Theologians have debated with a whole clutch of philosophers from the 16th to the 19th centuries: Descartes's Meditations and his Discourse on Method; Pascal in his Pensées; Hume with his Dialogues Concerning Natural Religion; Immanuel Kant's Critique of Pure Reason; Jeremy Bentham's utilitarianism (Introduction to Principles of Morals and Legislation); and John Stuart Mill's challenging views On Liberty.
Coming up fast were the natural philosophers: that is, scientists, who often spoke from faith, and also challenged faith that was too simple. Chief among these were Copernicus (On the Revolutions of the Heavenly Bodies), Galileo (Two New Sciences), and Isaac Newton (Mathematical Principles of Natural Philosophy). Most influential on the thinking of the Church, however, was Charles Darwin's On the Origin of Species, in 1859 - a book that truly, and unnecessarily, set the cat among the pigeons.
KARL MARX published The Communist Manifesto in 1848, laying out his analysis of economic forces and class struggle. He forged a revolution in thought equalled only, in a quite different arena, by Sigmund Freud, whose exploration of the unconscious as the seat of our actions (The Interpretation of Dreams) was to change the way in which men and women thought about themselves and their place in life. These two intellectual giants preoccupied the self-belief and apologetics of the Church for over a century.
Christian thinkers were also preoccupied with another challenge to inherited ideas of morality. Friedrich Nietzsche asked: if God is dead, what comes next? Certainly not care and compassion, but the new Superman (Thus Spake Zarathustra). Bertrand Russell shared Nietzsche's distaste for religion, and was also very interested in sex and mathematics (Principia Mathematica). He started "the linguistic turn" in philosophy which fed Alfred Ayer (Language, Truth and Logic), and took the Church into battle with what was seen as a reductionist obsession with the meaning of words.

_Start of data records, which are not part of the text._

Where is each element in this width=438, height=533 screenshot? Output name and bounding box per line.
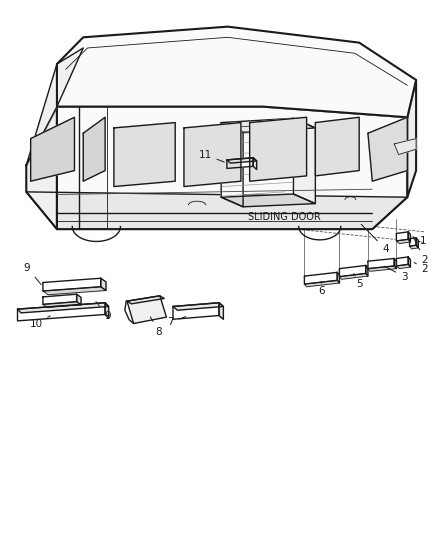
Polygon shape [410, 245, 418, 249]
Polygon shape [43, 287, 106, 295]
Polygon shape [57, 107, 407, 229]
Text: 10: 10 [29, 316, 50, 329]
Polygon shape [219, 303, 223, 319]
Polygon shape [173, 303, 223, 310]
Polygon shape [57, 27, 416, 117]
Polygon shape [227, 158, 257, 163]
Polygon shape [26, 48, 83, 165]
Polygon shape [184, 123, 241, 187]
Polygon shape [31, 117, 74, 181]
Polygon shape [366, 265, 368, 276]
Text: 8: 8 [150, 317, 162, 336]
Polygon shape [315, 117, 359, 176]
Polygon shape [127, 296, 166, 324]
Polygon shape [173, 303, 219, 319]
Polygon shape [253, 158, 257, 169]
Polygon shape [368, 266, 396, 271]
Polygon shape [396, 264, 410, 269]
Polygon shape [101, 278, 106, 290]
Polygon shape [339, 265, 366, 277]
Text: 11: 11 [198, 150, 224, 162]
Polygon shape [394, 259, 396, 269]
Polygon shape [43, 278, 101, 291]
Polygon shape [114, 123, 175, 187]
Text: 2: 2 [413, 237, 428, 265]
Polygon shape [407, 80, 416, 197]
Polygon shape [337, 272, 339, 283]
Polygon shape [339, 273, 368, 279]
Polygon shape [293, 118, 315, 204]
Text: 4: 4 [361, 224, 389, 254]
Text: 1: 1 [417, 236, 426, 246]
Polygon shape [396, 232, 408, 241]
Polygon shape [77, 294, 81, 305]
Polygon shape [396, 239, 410, 244]
Polygon shape [304, 280, 339, 287]
Polygon shape [394, 139, 416, 155]
Polygon shape [227, 158, 253, 168]
Text: 5: 5 [354, 273, 363, 288]
Polygon shape [26, 192, 407, 229]
Polygon shape [105, 303, 109, 318]
Polygon shape [43, 302, 81, 308]
Polygon shape [83, 117, 105, 181]
Polygon shape [18, 303, 105, 321]
Polygon shape [127, 296, 164, 304]
Polygon shape [43, 294, 77, 304]
Polygon shape [26, 107, 57, 229]
Polygon shape [410, 238, 416, 246]
Polygon shape [221, 194, 315, 207]
Polygon shape [368, 117, 407, 181]
Polygon shape [18, 303, 109, 313]
Text: 9: 9 [24, 263, 41, 285]
Polygon shape [396, 257, 408, 266]
Text: 2: 2 [414, 263, 428, 273]
Polygon shape [408, 232, 410, 242]
Text: 6: 6 [318, 281, 325, 296]
Polygon shape [368, 259, 394, 269]
Polygon shape [416, 238, 418, 248]
Polygon shape [304, 272, 337, 284]
Polygon shape [250, 117, 307, 181]
Polygon shape [408, 257, 410, 267]
Text: 9: 9 [96, 302, 111, 320]
Polygon shape [221, 123, 243, 207]
Text: SLIDING DOOR: SLIDING DOOR [248, 213, 321, 222]
Polygon shape [221, 118, 315, 132]
Text: 3: 3 [385, 266, 408, 281]
Text: 7: 7 [167, 317, 186, 327]
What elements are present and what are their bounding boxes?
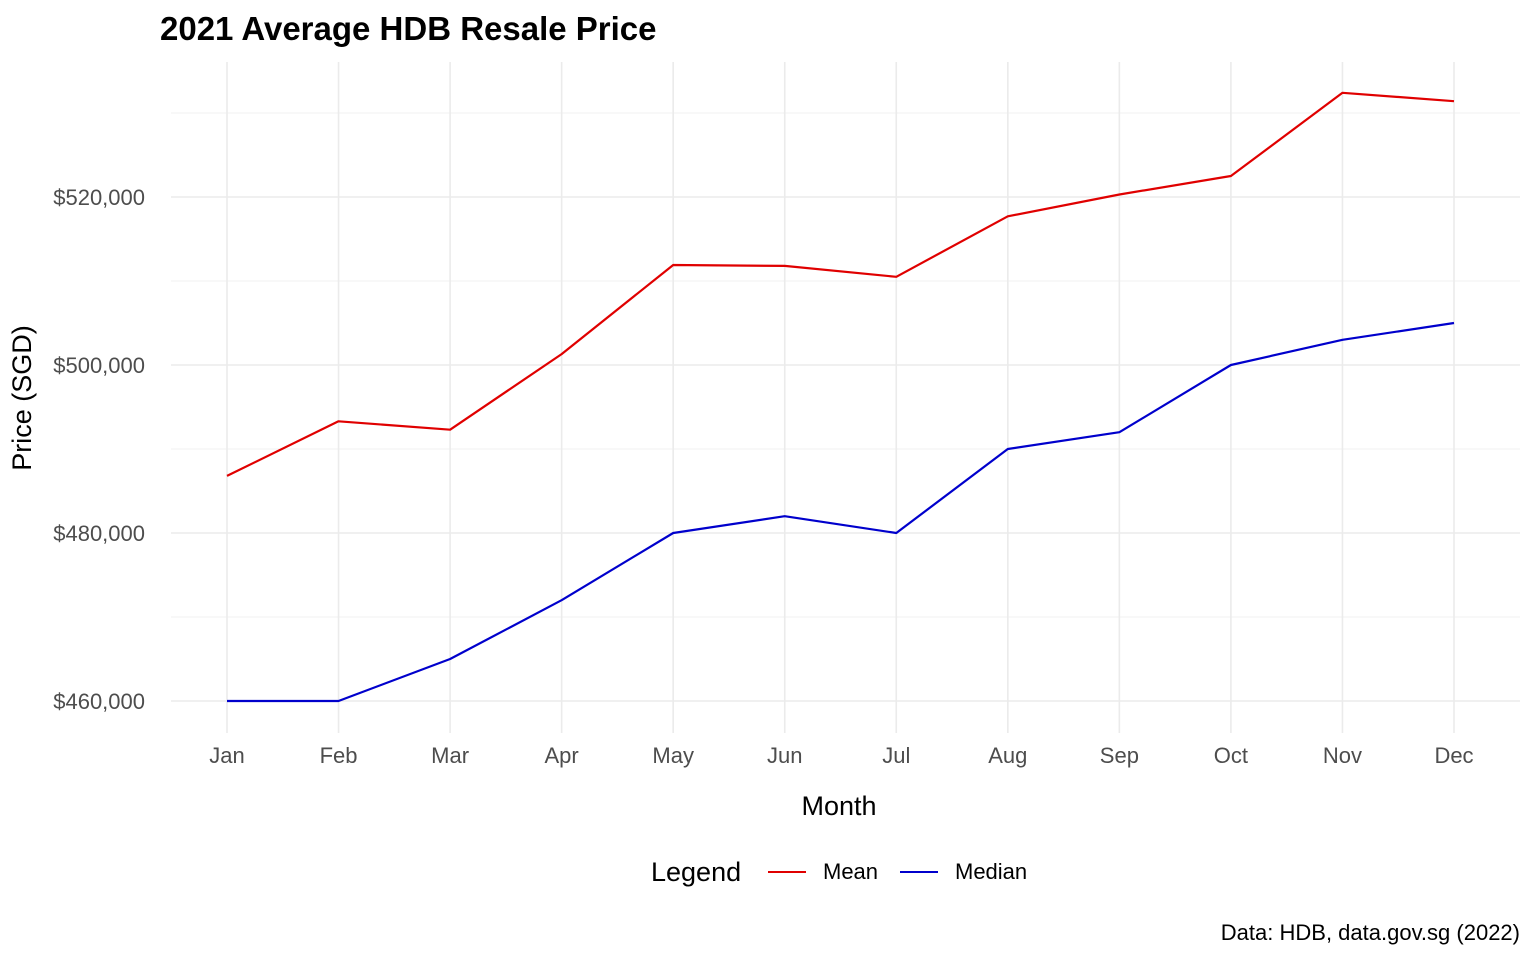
- x-tick-label: Jan: [209, 743, 244, 768]
- series-lines: [226, 91, 1455, 703]
- x-tick-label: Feb: [320, 743, 358, 768]
- legend-label-mean: Mean: [823, 859, 878, 884]
- legend-label-median: Median: [955, 859, 1027, 884]
- x-tick-label: Jun: [767, 743, 802, 768]
- x-tick-label: Aug: [988, 743, 1027, 768]
- grid: [171, 62, 1520, 733]
- y-tick-label: $500,000: [53, 353, 145, 378]
- y-tick-label: $460,000: [53, 689, 145, 714]
- y-tick-label: $520,000: [53, 185, 145, 210]
- y-tick-label: $480,000: [53, 521, 145, 546]
- x-axis-ticks: Jan Feb Mar Apr May Jun Jul Aug Sep Oct Nov Dec: [209, 743, 1473, 768]
- y-axis-ticks: $460,000 $480,000 $500,000 $520,000: [53, 185, 145, 714]
- x-tick-label: Sep: [1100, 743, 1139, 768]
- x-tick-label: Apr: [545, 743, 579, 768]
- series-line-median: [227, 321, 1455, 703]
- x-tick-label: Mar: [431, 743, 469, 768]
- x-tick-label: Nov: [1323, 743, 1362, 768]
- x-tick-label: May: [652, 743, 694, 768]
- x-tick-label: Jul: [882, 743, 910, 768]
- y-axis-title: Price (SGD): [7, 325, 37, 471]
- x-tick-label: Oct: [1214, 743, 1248, 768]
- x-axis-title: Month: [801, 791, 876, 821]
- chart-title: 2021 Average HDB Resale Price: [160, 10, 657, 47]
- x-tick-label: Dec: [1434, 743, 1473, 768]
- series-line-mean: [226, 91, 1455, 477]
- caption: Data: HDB, data.gov.sg (2022): [1221, 920, 1520, 945]
- legend: Legend Mean Median: [651, 857, 1027, 887]
- legend-title: Legend: [651, 857, 741, 887]
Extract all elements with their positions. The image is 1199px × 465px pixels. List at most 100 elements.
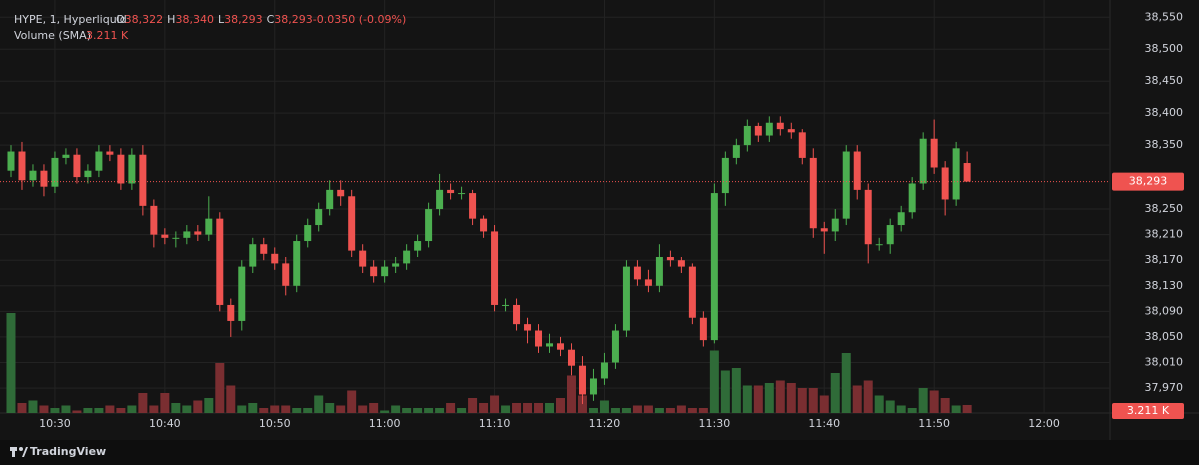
volume-bar: [830, 373, 840, 413]
volume-bar: [786, 383, 796, 413]
volume-bar: [435, 408, 445, 413]
volume-bar: [764, 383, 774, 413]
candle-body: [469, 193, 477, 219]
candle-body: [414, 241, 422, 251]
candle-body: [282, 263, 290, 286]
volume-bar: [534, 403, 544, 413]
legend-label: O: [116, 13, 125, 26]
candle-body: [809, 157, 817, 229]
candle-body: [84, 170, 92, 178]
volume-bar: [588, 408, 598, 413]
candle-body: [7, 151, 15, 171]
volume-bar: [446, 403, 456, 413]
candle-body: [73, 154, 81, 178]
volume-bar: [424, 408, 434, 413]
volume-bar: [819, 395, 829, 413]
volume-bar: [885, 400, 895, 413]
candle-body: [622, 266, 630, 331]
volume-bar: [621, 408, 631, 413]
volume-bar: [204, 398, 214, 413]
volume-bar: [17, 403, 27, 413]
volume-bar: [676, 405, 686, 413]
ohlc-legend: O38,322 H38,340 L38,293 C38,293-0.0350 (-0.…: [116, 13, 406, 26]
volume-bar: [841, 353, 851, 413]
candle-body: [194, 231, 202, 235]
candle-body: [699, 317, 707, 341]
y-tick-label: 38,450: [1145, 74, 1184, 87]
y-tick-label: 38,350: [1145, 138, 1184, 151]
candle-body: [370, 266, 378, 277]
candle-body: [644, 279, 652, 286]
volume-bar: [171, 403, 181, 413]
volume-bar: [94, 408, 104, 413]
candle-body: [249, 244, 257, 267]
x-tick-label: 10:40: [149, 417, 181, 430]
y-tick-label: 38,130: [1145, 279, 1184, 292]
legend-value: 38,293: [224, 13, 263, 26]
volume-bar: [413, 408, 423, 413]
candle-body: [941, 167, 949, 200]
y-tick-label: 38,500: [1145, 42, 1184, 55]
volume-bar: [72, 410, 82, 413]
volume-bar: [215, 363, 225, 413]
volume-bar: [753, 385, 763, 413]
x-tick-label: 11:30: [699, 417, 731, 430]
candle-body: [513, 304, 521, 325]
candle-body: [535, 330, 543, 347]
candle-body: [436, 189, 444, 210]
candle-body: [710, 193, 718, 341]
volume-bar: [731, 368, 741, 413]
volume-bar: [237, 405, 247, 413]
candle-body: [359, 250, 367, 267]
candle-body: [677, 260, 685, 267]
volume-bar: [566, 375, 576, 413]
chart-title: HYPE, 1, Hyperliquid: [14, 13, 127, 26]
volume-bar: [775, 380, 785, 413]
volume-bar: [512, 403, 522, 413]
candle-body: [754, 125, 762, 136]
candle-body: [304, 225, 312, 242]
candle-body: [831, 218, 839, 232]
volume-bar: [281, 405, 291, 413]
volume-bar: [325, 403, 335, 413]
volume-bar: [951, 405, 961, 413]
candle-body: [633, 266, 641, 280]
legend-value: 38,293: [274, 13, 313, 26]
candle-body: [392, 263, 400, 267]
volume-bar: [665, 408, 675, 413]
y-tick-label: 38,210: [1145, 228, 1184, 241]
volume-bar: [523, 403, 533, 413]
candle-body: [238, 266, 246, 321]
candle-body: [128, 154, 136, 184]
x-tick-label: 11:10: [479, 417, 511, 430]
candle-body: [897, 212, 905, 226]
volume-bar: [391, 405, 401, 413]
watermark-text: TradingView: [30, 445, 106, 458]
candle-body: [106, 151, 114, 155]
candle-body: [172, 237, 180, 239]
y-tick-label: 38,550: [1145, 10, 1184, 23]
volume-bar: [358, 405, 368, 413]
candle-body: [447, 189, 455, 194]
watermark: TradingView: [10, 445, 106, 458]
candle-body: [29, 170, 37, 181]
volume-bar: [962, 404, 972, 413]
candle-body: [655, 257, 663, 286]
candle-body: [611, 330, 619, 363]
legend-value: -0.0350 (-0.09%): [313, 13, 406, 26]
volume-bar: [347, 390, 357, 413]
candle-body: [864, 189, 872, 245]
price-badge-label: 38,293: [1129, 175, 1168, 188]
x-tick-label: 10:50: [259, 417, 291, 430]
legend-label: H: [167, 13, 175, 26]
candle-body: [381, 266, 389, 277]
candle-body: [161, 234, 169, 238]
volume-bar: [160, 393, 170, 413]
volume-bar: [116, 408, 126, 413]
volume-bar: [918, 388, 928, 413]
volume-bar: [577, 395, 587, 413]
x-tick-label: 11:20: [589, 417, 621, 430]
volume-bar: [742, 385, 752, 413]
legend: HYPE, 1, Hyperliquid O38,322 H38,340 L38,2…: [14, 13, 406, 42]
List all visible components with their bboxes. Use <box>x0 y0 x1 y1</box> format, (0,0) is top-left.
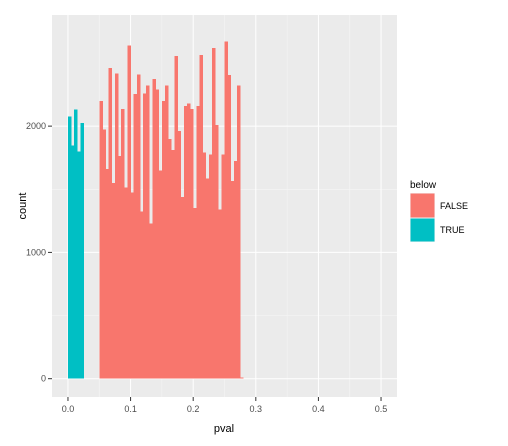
histogram-bar-false <box>158 170 163 379</box>
y-tick-label: 2000 <box>26 121 46 131</box>
x-tick-label: 0.1 <box>124 404 137 414</box>
histogram-bar-false <box>111 182 116 379</box>
legend-title: below <box>410 180 437 191</box>
histogram-bar-false <box>124 187 128 379</box>
histogram-bar-true <box>67 116 72 379</box>
legend: below FALSE TRUE <box>410 180 468 242</box>
histogram-bar-false <box>202 152 207 379</box>
histogram-bar-true <box>74 109 78 379</box>
histogram-bar-true <box>77 151 81 379</box>
histogram-bar-false <box>227 74 232 379</box>
histogram-bar-false <box>168 138 172 379</box>
histogram-bar-false <box>237 85 241 379</box>
histogram-bar-false <box>165 85 169 379</box>
histogram-bar-false <box>224 41 228 379</box>
histogram-bar-false <box>108 68 113 379</box>
histogram-bar-false <box>230 181 235 379</box>
histogram-bar-false <box>105 169 110 379</box>
histogram-bar-false <box>177 131 182 379</box>
y-axis: 0 1000 2000 <box>26 121 52 384</box>
histogram-bar-false <box>139 211 144 379</box>
histogram-bar-false <box>114 73 119 379</box>
histogram-bar-false <box>127 45 131 379</box>
histogram-bar-false <box>102 129 106 379</box>
x-axis-title: pval <box>214 423 234 435</box>
histogram-bar-false <box>152 78 156 379</box>
histogram-bar-false <box>136 74 141 379</box>
histogram-bar-false <box>205 178 210 379</box>
histogram-bar-false <box>211 47 216 379</box>
histogram-bar-false <box>221 154 225 379</box>
legend-key-true-swatch <box>410 218 435 242</box>
x-tick-label: 0.2 <box>187 404 200 414</box>
histogram-bar-true <box>80 122 84 379</box>
histogram-bar-false <box>130 192 135 379</box>
x-tick-label: 0.3 <box>250 404 263 414</box>
histogram-bar-false <box>99 100 103 379</box>
histogram-bar-false <box>208 154 213 379</box>
histogram-bar-false <box>193 208 197 379</box>
histogram-bars <box>67 41 244 379</box>
histogram-bar-false <box>149 223 153 379</box>
histogram-bar-true <box>71 145 75 379</box>
histogram-bar-false <box>186 103 191 379</box>
histogram-bar-false <box>171 150 175 379</box>
histogram-bar-false <box>161 100 166 379</box>
histogram-bar-false <box>215 124 219 379</box>
histogram-bar-false <box>199 54 203 379</box>
x-tick-label: 0.0 <box>62 404 75 414</box>
histogram-bar-false <box>180 196 185 379</box>
legend-key-false-swatch <box>410 193 435 218</box>
legend-label-true: TRUE <box>440 225 465 235</box>
histogram-bar-false <box>190 109 194 379</box>
histogram-bar-false <box>118 155 122 379</box>
y-tick-label: 1000 <box>26 247 46 257</box>
legend-label-false: FALSE <box>440 201 468 211</box>
histogram-bar-false <box>183 105 188 379</box>
histogram-bar-false <box>143 93 147 379</box>
x-tick-label: 0.5 <box>375 404 388 414</box>
x-tick-label: 0.4 <box>312 404 325 414</box>
y-tick-label: 0 <box>41 374 46 384</box>
x-axis: 0.0 0.1 0.2 0.3 0.4 0.5 <box>62 397 388 414</box>
histogram-bar-false <box>121 109 125 379</box>
histogram-bar-false <box>146 85 150 379</box>
histogram-bar-false <box>174 56 178 379</box>
histogram-bar-false <box>155 89 160 379</box>
histogram-bar-false <box>233 160 238 379</box>
histogram-bar-false <box>196 105 200 379</box>
histogram-bar-false <box>218 209 222 379</box>
histogram-bar-false <box>133 93 138 379</box>
histogram-bar-false <box>240 377 244 379</box>
y-axis-title: count <box>17 193 29 220</box>
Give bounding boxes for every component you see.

More recently, books that have captured the Church's attention have been - on the negative side -Richard Dawkins's flamboyant The God Delusion, and - on the positive - Alasdair MacIntyre's After Virtue, which takes us right back to where we started, with Aristotle. The great conversation goes on.
How is it possible to name some of the books that have influenced the Church, and not mention all the books of poetry, political theory, and social reform? But, then, how is it possible to name every bird in the sky? Gloriously, the sky, and our bookshelves, are still bursting with life.
The Rt Revd John Pritchard is the Bishop of Oxford.